El pequeño jet subía y caí como una cometa al viento. Me agarré de la mano del doctor con todas mis fuerzas, “Disculpe que me suden las manos” me dijo el gordito, seguro tan aterrado como yo. “¡No importa! ¡Ni se le ocurra soltarme!”. Y allí excedida pensé, “Mejor estrellarnos ya y que se vaya todo para el carajo y así acabamos de una vez”. Aterrizamos . Nos estacionamos al lado del super jet de Messi (una hace lo que puede) y me subieron a una ambulancia seguro fabricada por Rolls Royce. Me dormí todo el camino a la clínica. Cuando me despertaron pensé que estaba en St. Gallen.
Me instalaron en una unidad especial. Aparecieron cinco personas y en minutos me hicieron el electro, me colocaron una nueva vía, y me conectaron a un monitor silencioso de última generación. Mencioné que la noche anterior la había pasado junto a un post-Covid con ventilación. No había terminado que los 5 salieron volando como murciélagos por la puerta y regresaron vestidos de astronautas. Bordeando la medianoche apareció el médico de mi hermana que había conseguido la habitación y el equipo en esa clínica maravillosa, elegantísimo, vestido de impecable traje gris, solo para chequear todo y ver cómo estaba.
Dormí 9 horas de corrido.
Al día siguiente me vinieron a buscar para lo que supuse serían más pruebas pero en cambio me encontré en el teatro de operaciones frente a una pantalla gigante y todo el equipo listo. Entraron por la femoral -no dolió nada. Los escuché que decían “está obstruida al 99.9%”. Me pareció mucho. “¿Ud. es el doctor, verdad? ¿Qué van a hacer?” “Ah, no. Yo no soy doctor”. Mamita, sonamos. “Yo soy artista” dijo con voz risueña.

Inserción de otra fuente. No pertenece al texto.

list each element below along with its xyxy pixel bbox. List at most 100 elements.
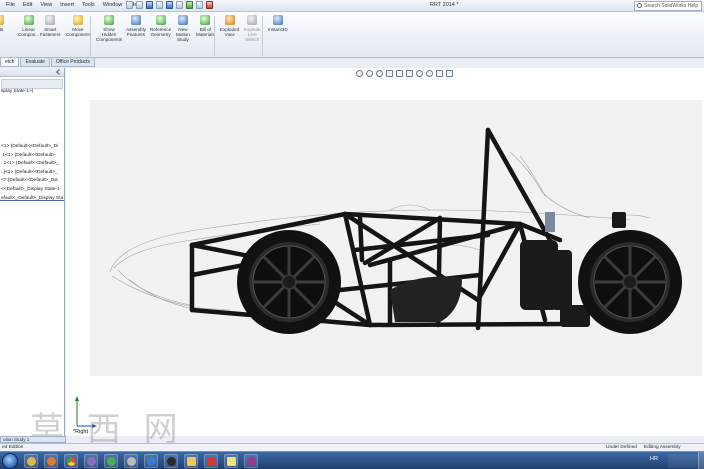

Resultó que era no solo artista, sino artista con actitud de gaucho pampero y corredor de Fórmula Uno. Aparte de ser un coqueto seductor de cuidado. No dejó de indagar porque me había casado con el belga, hasta que le pillé el truco y le dije; “¿Ud. cree Doc que no sé lo que está haciendo? Me tiene distraída para que me olvide que está entrando a mi corazón”.
Allí nos hicimos amigos y compinches.
Me reparó la arteria llamada “La Hacedora de Viudas”. Luego supe que con solo 95% de bloqueo si a la Viuda no la arreglan rápido, no la cuentas. Dos días después me mandaron a convalecer donde mi hermana. Los primeros días todo me hacía llorar y comprendí que eso sucede cuando alguien toca tu corazón.
Me han preguntado si la experiencia cambió mi percepción de Dios; es una pregunta demasiado personal que no contesto. Lo que sí sé es que hay ángeles que deambulan por la tierra ayudando a gente como yo. En mi camino a la recuperación me topé con siete que me salvaron la vida.
¿Los reconoces?
Hoy se cumple un mes desde que empecé a vivir el resto de mi vida.